A month later I received an apologetic reply from him, stating that he had been traveling across the country and so been delayed in responding. He said they weren't interested in publishing my proposed book since they wouldn't know how to market it but if I wanted to write more stories like the one I enclosed they would be interested.

 

Feeling insulted by his delay in responding (like I said, I knew nothing about publishing) I ignored his letter. Two weeks later I was walking with a girl-friend in a Manhattan park where we met a couple she knew. The man had a degree in English from Columbia College and wrote travel articles and small pamphlets like those found in supermarkets ("Do You Know Your Wife?" etc).

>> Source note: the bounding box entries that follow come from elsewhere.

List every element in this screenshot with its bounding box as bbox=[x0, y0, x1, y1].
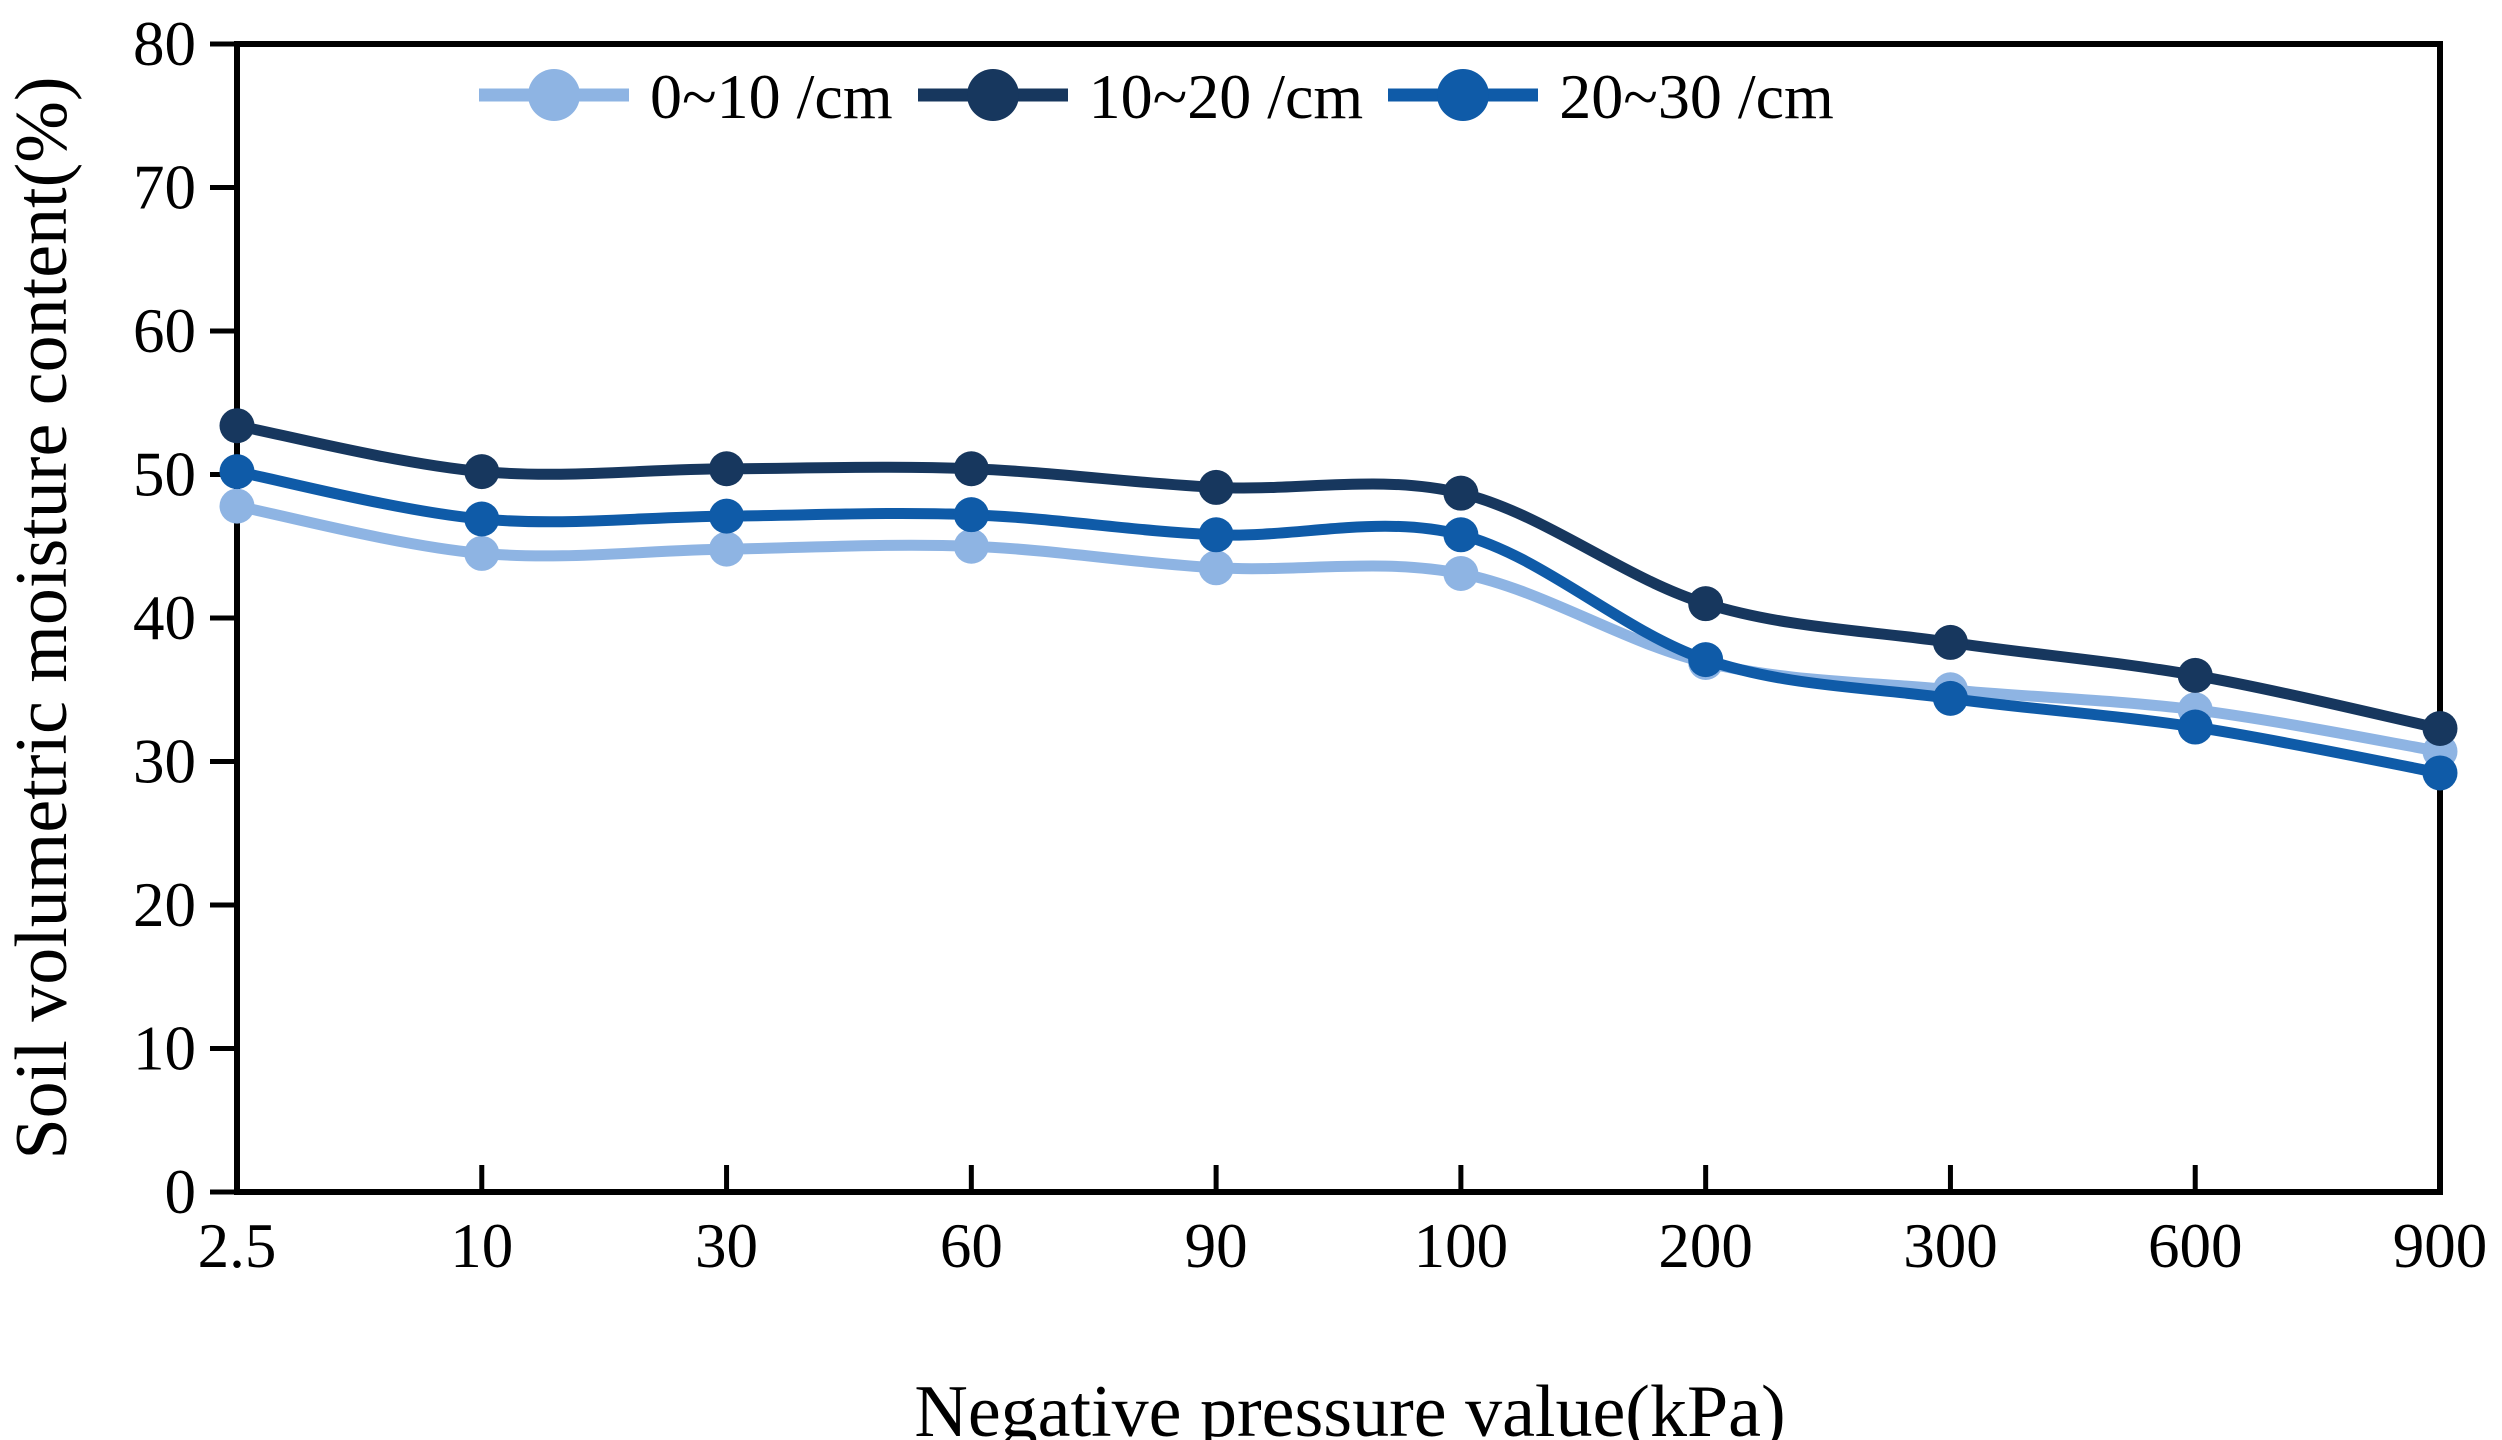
data-point-marker bbox=[219, 408, 255, 444]
data-point-marker bbox=[219, 454, 255, 490]
series-line bbox=[231, 500, 2446, 757]
y-tick-label: 10 bbox=[133, 1014, 196, 1084]
data-point-marker bbox=[953, 528, 989, 564]
y-tick-label: 50 bbox=[133, 440, 196, 510]
axis-frame bbox=[234, 41, 2443, 1195]
x-tick-label: 60 bbox=[940, 1211, 1003, 1281]
y-axis-title: Soil volumetric moisture content(%) bbox=[1, 76, 83, 1160]
legend-label: 0~10 /cm bbox=[650, 61, 893, 132]
y-tick-label: 40 bbox=[133, 583, 196, 653]
x-tick-label: 30 bbox=[695, 1211, 758, 1281]
data-point-marker bbox=[464, 501, 500, 537]
data-point-marker bbox=[2177, 657, 2213, 693]
data-point-marker bbox=[1443, 517, 1479, 553]
data-point-marker bbox=[953, 497, 989, 533]
x-tick-label: 2.5 bbox=[198, 1211, 277, 1281]
y-tick-label: 20 bbox=[133, 870, 196, 940]
data-point-marker bbox=[1932, 680, 1968, 716]
data-point-marker bbox=[2177, 709, 2213, 745]
data-point-marker bbox=[219, 488, 255, 524]
x-tick-label: 900 bbox=[2393, 1211, 2488, 1281]
data-point-marker bbox=[2422, 755, 2458, 791]
series-line bbox=[231, 466, 2446, 779]
legend-label: 10~20 /cm bbox=[1088, 61, 1364, 132]
legend-item-10-20: 10~20 /cm bbox=[917, 61, 1364, 132]
data-point-marker bbox=[709, 498, 745, 534]
data-point-marker bbox=[1688, 586, 1724, 622]
x-tick-label: 300 bbox=[1903, 1211, 1998, 1281]
data-point-marker bbox=[1443, 475, 1479, 511]
y-tick-label: 80 bbox=[133, 9, 196, 79]
data-point-marker bbox=[1688, 642, 1724, 678]
data-point-marker bbox=[709, 451, 745, 487]
data-point-marker bbox=[709, 531, 745, 567]
series-line bbox=[231, 420, 2446, 734]
data-point-marker bbox=[1198, 517, 1234, 553]
x-tick-label: 200 bbox=[1658, 1211, 1753, 1281]
legend-item-0-10: 0~10 /cm bbox=[478, 61, 893, 129]
legend-item-20-30: 20~30 /cm bbox=[1387, 61, 1834, 129]
x-tick-label: 600 bbox=[2148, 1211, 2243, 1281]
x-tick-label: 90 bbox=[1185, 1211, 1248, 1281]
legend-marker-icon bbox=[1388, 69, 1539, 121]
y-tick-label: 30 bbox=[133, 727, 196, 797]
x-tick-label: 10 bbox=[450, 1211, 513, 1281]
y-tick-label: 60 bbox=[133, 296, 196, 366]
data-point-marker bbox=[464, 454, 500, 490]
data-point-marker bbox=[2422, 710, 2458, 746]
y-tick-label: 70 bbox=[133, 153, 196, 223]
y-tick-label: 0 bbox=[165, 1157, 197, 1227]
data-point-marker bbox=[1932, 624, 1968, 660]
legend-label: 20~30 /cm bbox=[1559, 61, 1834, 132]
legend: 0~10 /cm 10~20 /cm 20~30 /cm bbox=[478, 60, 1834, 130]
data-point-marker bbox=[1198, 550, 1234, 586]
x-tick-label: 100 bbox=[1414, 1211, 1509, 1281]
data-point-marker bbox=[1198, 469, 1234, 505]
data-point-marker bbox=[1443, 556, 1479, 592]
data-point-marker bbox=[953, 451, 989, 487]
legend-marker-icon bbox=[917, 69, 1068, 121]
x-axis-title: Negative pressure value(kPa) bbox=[914, 1371, 1786, 1440]
legend-marker-icon bbox=[479, 69, 629, 121]
data-point-marker bbox=[464, 535, 500, 571]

The only thing I knew about publishing is that one needed a lawyer to negotiate a contract, which I optimistically assumed I would get. I asked him if he knew one, he gave me her name and she who turned out to be a major figure in the publishing industry, partner in a large law firm, the past lawyer of a historic Hollywood screenwriter/novelist, and (I later read) is mentioned in the last volume of William Shirer's autobiography.

 

I phoned her, she asked to see the three pages I wrote, I sent it to her, she became my agent, and within two weeks I had an agent, a publisher, an editor, and a contract that required me to complete the book in a year. Terrified of failure, I completed the book in six months, it was published a year later ("Troubled Children/Troubled Parents: The Way Out") and my agent sent me the rave reviews including one from Publishers Weekly ("outstanding").